DFG allocates approximately 7.4 million euros to fund joint Research Training Group with University of Stuttgart
A new Research Training Group (RTG) in materials science is to be established at Heidelberg University. Jointly organised with the University of Stuttgart, RTG 2948 "Mixed Ionic-Electronic Transport: From Fundamentals to Application" - a programme to promote early career researchers - will be financed by the German Research Foundation with approximately 7.4 million euros over a period of five years. The RTG, with research groups from chemistry, physics and engineering sciences, will explore how ions and electrons interact in organic, hybrid and nanostructured materials and how this interplay can be used for creating new functionalities, for example, in bioelectronics. Spokesperson is Jana Zaumseil (Heidelberg); co-spokesperson is Sabine Ludwigs (Stuttgart).
Mixed ionic-electronic semiconductors are materials in which both ions and electrons can move when an electric field is applied. Their properties, for example mechanical or optical, depend strongly on the concentration of ionic and electronic charges and their interactions. For instance, actuators for soft robotics can be produced from polymers with mixed ionic-electronic conduction that change volume and shape depending on the electrical stimulus. Such mixed semiconductors can even mimic the function of synapses for artificial neuromorphic systems, Prof. Zaumseil explains. "For all these applications, a fundamental understanding of the interplay between ions and electrons in these materials is required to be able to tailor their properties. This is the goal of our Research Training Group," says Prof. Zaumseil, who is based at the Institute for Physical Chemistry of Heidelberg University.

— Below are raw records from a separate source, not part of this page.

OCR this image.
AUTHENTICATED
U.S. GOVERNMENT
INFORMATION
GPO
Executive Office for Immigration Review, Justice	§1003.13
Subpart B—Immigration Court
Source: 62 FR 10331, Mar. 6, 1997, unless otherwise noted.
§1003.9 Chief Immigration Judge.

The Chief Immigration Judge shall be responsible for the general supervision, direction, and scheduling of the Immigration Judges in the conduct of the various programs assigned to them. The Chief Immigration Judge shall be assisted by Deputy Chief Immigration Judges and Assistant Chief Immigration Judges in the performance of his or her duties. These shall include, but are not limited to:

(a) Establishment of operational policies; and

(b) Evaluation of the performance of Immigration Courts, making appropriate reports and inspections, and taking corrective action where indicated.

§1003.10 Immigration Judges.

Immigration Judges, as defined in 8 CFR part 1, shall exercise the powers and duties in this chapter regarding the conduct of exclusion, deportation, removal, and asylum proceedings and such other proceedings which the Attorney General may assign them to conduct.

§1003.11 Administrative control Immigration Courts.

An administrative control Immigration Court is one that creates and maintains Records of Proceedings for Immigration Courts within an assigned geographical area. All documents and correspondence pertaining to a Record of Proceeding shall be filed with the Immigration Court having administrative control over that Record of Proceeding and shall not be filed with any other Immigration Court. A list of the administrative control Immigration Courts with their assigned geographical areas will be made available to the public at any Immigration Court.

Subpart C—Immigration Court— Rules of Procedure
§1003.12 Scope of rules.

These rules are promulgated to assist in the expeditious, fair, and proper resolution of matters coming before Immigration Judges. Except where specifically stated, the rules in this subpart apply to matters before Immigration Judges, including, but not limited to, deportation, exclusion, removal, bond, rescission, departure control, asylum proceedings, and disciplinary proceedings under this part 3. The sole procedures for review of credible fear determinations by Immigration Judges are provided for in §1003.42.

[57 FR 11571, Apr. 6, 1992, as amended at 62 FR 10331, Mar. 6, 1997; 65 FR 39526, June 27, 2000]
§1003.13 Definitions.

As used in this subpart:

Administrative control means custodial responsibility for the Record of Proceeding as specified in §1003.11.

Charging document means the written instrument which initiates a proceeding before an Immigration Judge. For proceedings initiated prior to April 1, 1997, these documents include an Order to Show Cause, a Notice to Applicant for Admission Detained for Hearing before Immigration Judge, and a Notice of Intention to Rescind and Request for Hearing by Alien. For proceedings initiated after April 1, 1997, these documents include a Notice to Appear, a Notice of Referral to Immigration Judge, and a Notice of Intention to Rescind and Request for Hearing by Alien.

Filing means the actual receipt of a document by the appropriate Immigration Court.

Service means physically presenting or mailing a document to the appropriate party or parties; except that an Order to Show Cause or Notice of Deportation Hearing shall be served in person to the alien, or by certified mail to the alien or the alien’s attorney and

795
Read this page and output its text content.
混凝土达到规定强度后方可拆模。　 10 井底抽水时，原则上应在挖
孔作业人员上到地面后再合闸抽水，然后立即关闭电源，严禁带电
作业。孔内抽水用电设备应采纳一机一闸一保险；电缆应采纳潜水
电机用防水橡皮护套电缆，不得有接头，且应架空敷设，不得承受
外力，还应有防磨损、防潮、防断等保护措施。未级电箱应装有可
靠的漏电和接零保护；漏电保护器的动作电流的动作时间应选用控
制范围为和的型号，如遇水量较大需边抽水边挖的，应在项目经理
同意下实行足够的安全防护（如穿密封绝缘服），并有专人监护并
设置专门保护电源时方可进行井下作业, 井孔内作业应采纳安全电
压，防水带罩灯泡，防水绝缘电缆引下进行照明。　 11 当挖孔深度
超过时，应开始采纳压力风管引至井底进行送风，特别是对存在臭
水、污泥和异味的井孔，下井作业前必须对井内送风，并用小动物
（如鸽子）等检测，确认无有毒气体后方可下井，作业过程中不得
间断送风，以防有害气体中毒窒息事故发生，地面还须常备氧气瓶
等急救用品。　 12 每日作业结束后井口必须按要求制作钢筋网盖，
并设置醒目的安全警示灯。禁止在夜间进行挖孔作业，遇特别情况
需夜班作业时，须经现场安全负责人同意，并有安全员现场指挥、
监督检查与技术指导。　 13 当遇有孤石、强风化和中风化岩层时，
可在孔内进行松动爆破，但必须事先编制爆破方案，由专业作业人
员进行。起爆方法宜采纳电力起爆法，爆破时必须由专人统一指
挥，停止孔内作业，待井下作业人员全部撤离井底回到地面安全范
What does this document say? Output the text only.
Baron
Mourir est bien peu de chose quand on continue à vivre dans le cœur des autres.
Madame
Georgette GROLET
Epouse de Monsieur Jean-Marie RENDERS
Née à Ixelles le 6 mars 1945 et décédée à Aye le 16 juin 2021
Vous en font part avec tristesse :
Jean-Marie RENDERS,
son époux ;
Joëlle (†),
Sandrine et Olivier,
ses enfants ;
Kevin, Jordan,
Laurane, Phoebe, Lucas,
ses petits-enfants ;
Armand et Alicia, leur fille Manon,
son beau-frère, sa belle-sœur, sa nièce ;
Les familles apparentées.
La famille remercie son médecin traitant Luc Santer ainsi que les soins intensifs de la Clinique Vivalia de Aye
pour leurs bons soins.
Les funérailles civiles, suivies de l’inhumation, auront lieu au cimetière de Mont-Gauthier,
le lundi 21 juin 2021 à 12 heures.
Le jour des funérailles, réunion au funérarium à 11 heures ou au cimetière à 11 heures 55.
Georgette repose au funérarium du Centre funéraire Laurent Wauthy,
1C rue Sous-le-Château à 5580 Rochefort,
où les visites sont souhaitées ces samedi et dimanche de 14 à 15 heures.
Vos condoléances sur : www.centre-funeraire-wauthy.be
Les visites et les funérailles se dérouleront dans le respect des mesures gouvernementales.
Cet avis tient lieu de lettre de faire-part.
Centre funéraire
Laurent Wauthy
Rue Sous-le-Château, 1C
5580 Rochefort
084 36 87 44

Starting in October this year, two consecutive cohorts of up to twenty doctoral researchers at Heidelberg University and the University of Stuttgart will explore and develop novel mixed ionic-electronic conductors, semiconductors and devices. The experimental work will be accompanied by modelling and simulation from the molecular level to the macroscale. "The combination of fundamental and applied research, close collaboration across disciplines, exchanges with our international partners, and a tailored qualification programme will provide our doctoral researchers with ideal conditions for future careers in this rapidly developing area of research and technology," emphasises Prof. Ludwigs, who works at the Institute of Polymer Chemistry of the University of Stuttgart.